Conflict Management Logic
       

     The following is the logic flow for conflict management:
         1. For every new test (or skipped test due to a previous conflict), check that all corresponding Cycle Event Table spots are free.   2. Check if designated cuvette location on cuvette ring is free.   3. If yes to both 1 and 2, make all reservations.   4. If no, scan the Table 1—Worklist Table for all other samples.
           a) Apply logic steps 1 and 2 to every such sample.   b) If successful, make all reservations for the sample that meet criteria of logic steps 1 and 2. This will result in samples being out of original sequence.   c) If not, cycle is skipped and return to logic step 1.
 
It should be noted that the above stated logic is suitable to routine samples.

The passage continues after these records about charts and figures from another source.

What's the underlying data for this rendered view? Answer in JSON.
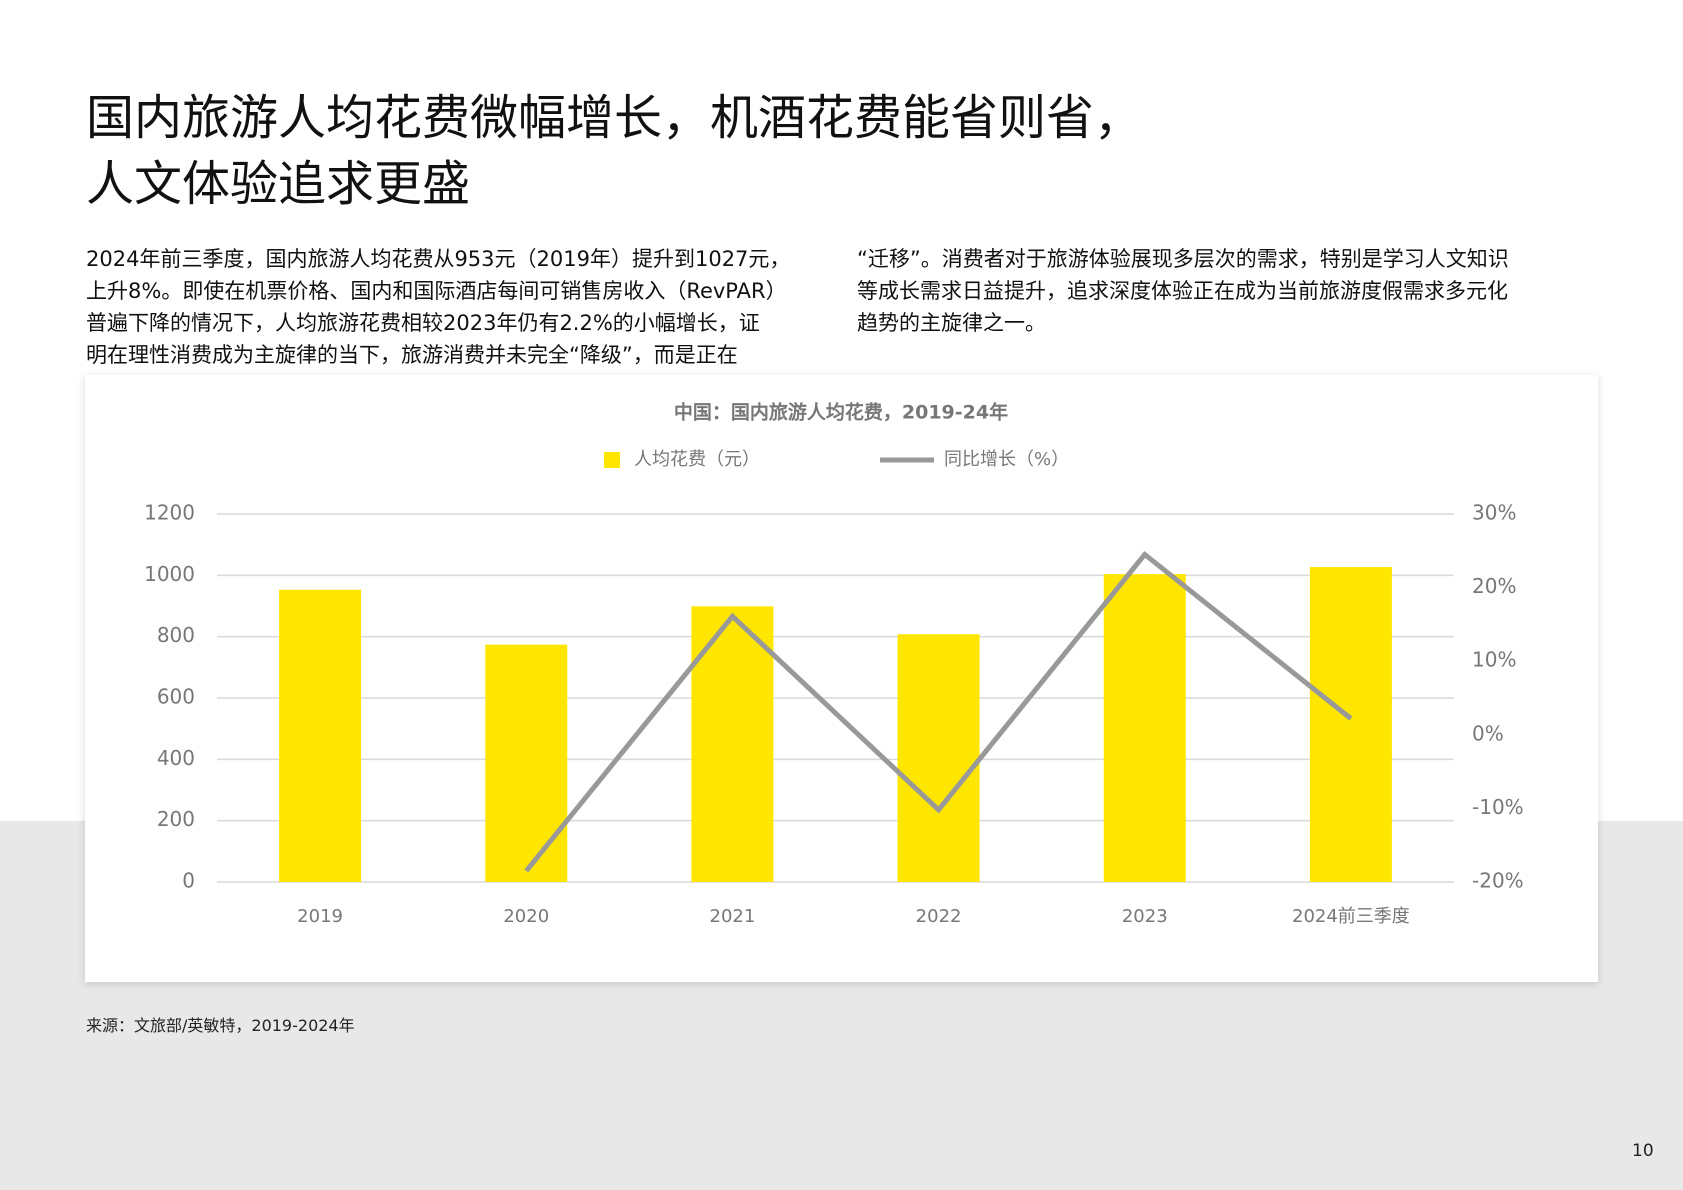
{
  "title_lines": [
    "国内旅游人均花费微幅增长，机酒花费能省则省，",
    "人文体验追求更盛"
  ],
  "paragraph_left": [
    "2024年前三季度，国内旅游人均花费从953元（2019年）提升到1027元，",
    "上升8%。即使在机票价格、国内和国际酒店每间可销售房收入（RevPAR）",
    "普遍下降的情况下，人均旅游花费相较2023年仍有2.2%的小幅增长，证",
    "明在理性消费成为主旋律的当下，旅游消费并未完全“降级”，而是正在"
  ],
  "paragraph_right": [
    "“迁移”。消费者对于旅游体验展现多层次的需求，特别是学习人文知识",
    "等成长需求日益提升，追求深度体验正在成为当前旅游度假需求多元化",
    "趋势的主旋律之一。"
  ],
  "source": "来源：文旅部/英敏特，2019-2024年",
  "page_number": "10",
  "chart_data": {
    "type": "bar-line",
    "title": "中国：国内旅游人均花费，2019-24年",
    "categories": [
      "2019",
      "2020",
      "2021",
      "2022",
      "2023",
      "2024前三季度"
    ],
    "series": [
      {
        "name": "人均花费（元）",
        "type": "bar",
        "color": "#FFE600",
        "values": [
          953,
          774,
          899,
          808,
          1004,
          1027
        ]
      },
      {
        "name": "同比增长（%）",
        "type": "line",
        "axis": "y2",
        "color": "#999999",
        "values": [
          null,
          -18.5,
          16.1,
          -10.2,
          24.5,
          2.2
        ]
      }
    ],
    "ylim": [
      0,
      1200
    ],
    "yticks": [
      0,
      200,
      400,
      600,
      800,
      1000,
      1200
    ],
    "y2lim": [
      -20,
      30
    ],
    "y2ticks": [
      {
        "value": -20,
        "label": "-20%"
      },
      {
        "value": -10,
        "label": "-10%"
      },
      {
        "value": 0,
        "label": "0%"
      },
      {
        "value": 10,
        "label": "10%"
      },
      {
        "value": 20,
        "label": "20%"
      },
      {
        "value": 30,
        "label": "30%"
      }
    ],
    "grid": true
  }
}
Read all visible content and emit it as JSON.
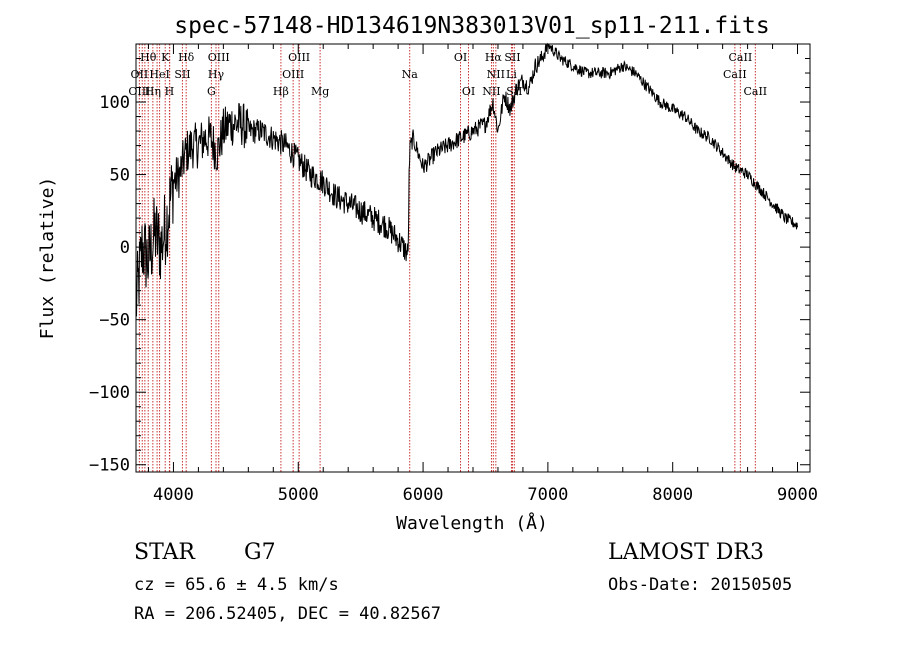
{
  "chart_data": {
    "type": "line",
    "title": "spec-57148-HD134619N383013V01_sp11-211.fits",
    "xlabel": "Wavelength (Å)",
    "ylabel": "Flux (relative)",
    "xlim": [
      3700,
      9100
    ],
    "ylim": [
      -155,
      140
    ],
    "x_ticks": [
      4000,
      5000,
      6000,
      7000,
      8000,
      9000
    ],
    "x_tick_labels": [
      "4000",
      "5000",
      "6000",
      "7000",
      "8000",
      "9000"
    ],
    "y_ticks": [
      -150,
      -100,
      -50,
      0,
      50,
      100
    ],
    "y_tick_labels": [
      "−150",
      "−100",
      "−50",
      "0",
      "50",
      "100"
    ],
    "grid": false,
    "series": [
      {
        "name": "spectrum",
        "x": [
          3700,
          3750,
          3800,
          3850,
          3900,
          3950,
          4000,
          4050,
          4100,
          4150,
          4200,
          4250,
          4300,
          4350,
          4400,
          4450,
          4500,
          4550,
          4600,
          4700,
          4800,
          4900,
          5000,
          5100,
          5200,
          5300,
          5400,
          5500,
          5600,
          5700,
          5800,
          5880,
          5890,
          5900,
          5920,
          6000,
          6100,
          6200,
          6300,
          6400,
          6500,
          6560,
          6600,
          6650,
          6700,
          6750,
          6800,
          6850,
          6900,
          6950,
          7000,
          7050,
          7100,
          7200,
          7300,
          7400,
          7500,
          7600,
          7700,
          7800,
          7900,
          8000,
          8100,
          8200,
          8300,
          8400,
          8500,
          8600,
          8700,
          8800,
          8900,
          9000
        ],
        "values": [
          -40,
          0,
          -10,
          10,
          0,
          20,
          45,
          50,
          65,
          70,
          70,
          75,
          75,
          65,
          80,
          85,
          85,
          85,
          80,
          80,
          75,
          70,
          60,
          50,
          45,
          35,
          30,
          25,
          20,
          15,
          5,
          -5,
          60,
          70,
          75,
          55,
          65,
          70,
          75,
          80,
          85,
          100,
          80,
          105,
          95,
          110,
          115,
          110,
          125,
          130,
          140,
          135,
          130,
          125,
          120,
          120,
          120,
          125,
          120,
          110,
          100,
          95,
          90,
          80,
          75,
          65,
          55,
          50,
          40,
          30,
          20,
          15
        ]
      }
    ],
    "lines": {
      "color": "#cc3333",
      "wavelengths": [
        3727,
        3750,
        3771,
        3798,
        3835,
        3869,
        3889,
        3934,
        3968,
        3970,
        4072,
        4102,
        4304,
        4341,
        4363,
        4861,
        4959,
        5007,
        5175,
        5893,
        6300,
        6364,
        6548,
        6563,
        6583,
        6708,
        6716,
        6731,
        8498,
        8542,
        8662
      ],
      "labels": [
        {
          "text": "Hθ",
          "wavelength": 3798,
          "row": 1
        },
        {
          "text": "K",
          "wavelength": 3934,
          "row": 1
        },
        {
          "text": "Hδ",
          "wavelength": 4102,
          "row": 1
        },
        {
          "text": "OIII",
          "wavelength": 4363,
          "row": 1
        },
        {
          "text": "OIII",
          "wavelength": 5007,
          "row": 1
        },
        {
          "text": "OI",
          "wavelength": 6300,
          "row": 1
        },
        {
          "text": "Hα",
          "wavelength": 6563,
          "row": 1
        },
        {
          "text": "SII",
          "wavelength": 6716,
          "row": 1
        },
        {
          "text": "CaII",
          "wavelength": 8542,
          "row": 1
        },
        {
          "text": "OII",
          "wavelength": 3727,
          "row": 2
        },
        {
          "text": "HeI",
          "wavelength": 3889,
          "row": 2
        },
        {
          "text": "SII",
          "wavelength": 4072,
          "row": 2
        },
        {
          "text": "Hγ",
          "wavelength": 4341,
          "row": 2
        },
        {
          "text": "OIII",
          "wavelength": 4959,
          "row": 2
        },
        {
          "text": "Na",
          "wavelength": 5893,
          "row": 2
        },
        {
          "text": "NII",
          "wavelength": 6583,
          "row": 2
        },
        {
          "text": "Li",
          "wavelength": 6708,
          "row": 2
        },
        {
          "text": "CaII",
          "wavelength": 8498,
          "row": 2
        },
        {
          "text": "OIII",
          "wavelength": 3727,
          "row": 3
        },
        {
          "text": "Hη",
          "wavelength": 3835,
          "row": 3
        },
        {
          "text": "H",
          "wavelength": 3968,
          "row": 3
        },
        {
          "text": "G",
          "wavelength": 4304,
          "row": 3
        },
        {
          "text": "Hβ",
          "wavelength": 4861,
          "row": 3
        },
        {
          "text": "Mg",
          "wavelength": 5175,
          "row": 3
        },
        {
          "text": "OI",
          "wavelength": 6364,
          "row": 3
        },
        {
          "text": "NII",
          "wavelength": 6548,
          "row": 3
        },
        {
          "text": "SII",
          "wavelength": 6731,
          "row": 3
        },
        {
          "text": "CaII",
          "wavelength": 8662,
          "row": 3
        }
      ]
    }
  },
  "info": {
    "object_class": "STAR",
    "subclass": "G7",
    "survey": "LAMOST DR3",
    "redshift": "cz = 65.6 ± 4.5 km/s",
    "obs_date": "Obs-Date: 20150505",
    "coords": "RA = 206.52405, DEC =  40.82567"
  }
}
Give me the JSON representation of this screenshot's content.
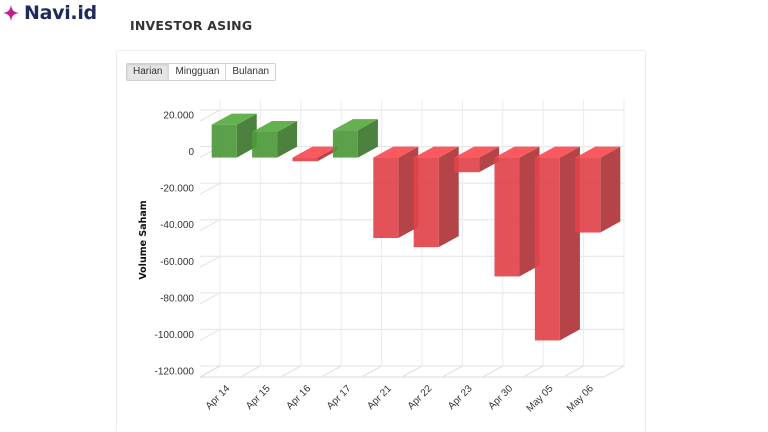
{
  "brand": {
    "name": "Navi.id",
    "icon": "sparkle-icon",
    "color": "#1f2a5c",
    "icon_color": "#c21f8a"
  },
  "section": {
    "title": "INVESTOR ASING"
  },
  "tabs": [
    {
      "label": "Harian",
      "active": true
    },
    {
      "label": "Mingguan",
      "active": false
    },
    {
      "label": "Bulanan",
      "active": false
    }
  ],
  "chart_data": {
    "type": "bar",
    "title": "",
    "xlabel": "",
    "ylabel": "Volume Saham",
    "ylim": [
      -120000,
      20000
    ],
    "yticks": [
      20000,
      0,
      -20000,
      -40000,
      -60000,
      -80000,
      -100000,
      -120000
    ],
    "ytick_labels": [
      "20.000",
      "0",
      "-20.000",
      "-40.000",
      "-60.000",
      "-80.000",
      "-100.000",
      "-120.000"
    ],
    "categories": [
      "Apr 14",
      "Apr 15",
      "Apr 16",
      "Apr 17",
      "Apr 21",
      "Apr 22",
      "Apr 23",
      "Apr 30",
      "May 05",
      "May 06"
    ],
    "values": [
      18000,
      14000,
      -2000,
      15000,
      -44000,
      -49000,
      -8000,
      -65000,
      -100000,
      -41000
    ],
    "grid": true,
    "three_d": true,
    "positive_color": "#4e9a3a",
    "negative_color": "#e0444a"
  }
}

Other considerations may alter it as required. For example, emergency samples may be preferentially scheduled ahead of other samples in life-threatening situations, or calibrators may need to be run ahead of routine samples.
   
               

     By using known principles of conflict management and known principles of programming the cuvette ring  102  is programmed to perform a discrete set of differing movements during each time cycle. The Table 3—Cycle Event Table for scheduling of activity during each time cycle to avoid conflicts is also established using known programming principles. 
     As various changes can be made in the above methods without departing from the scope of the invention, it is intended that all matter contained in the above description or shown in the accompanying drawings shall be interpreted as illustrative and not in a limiting sense.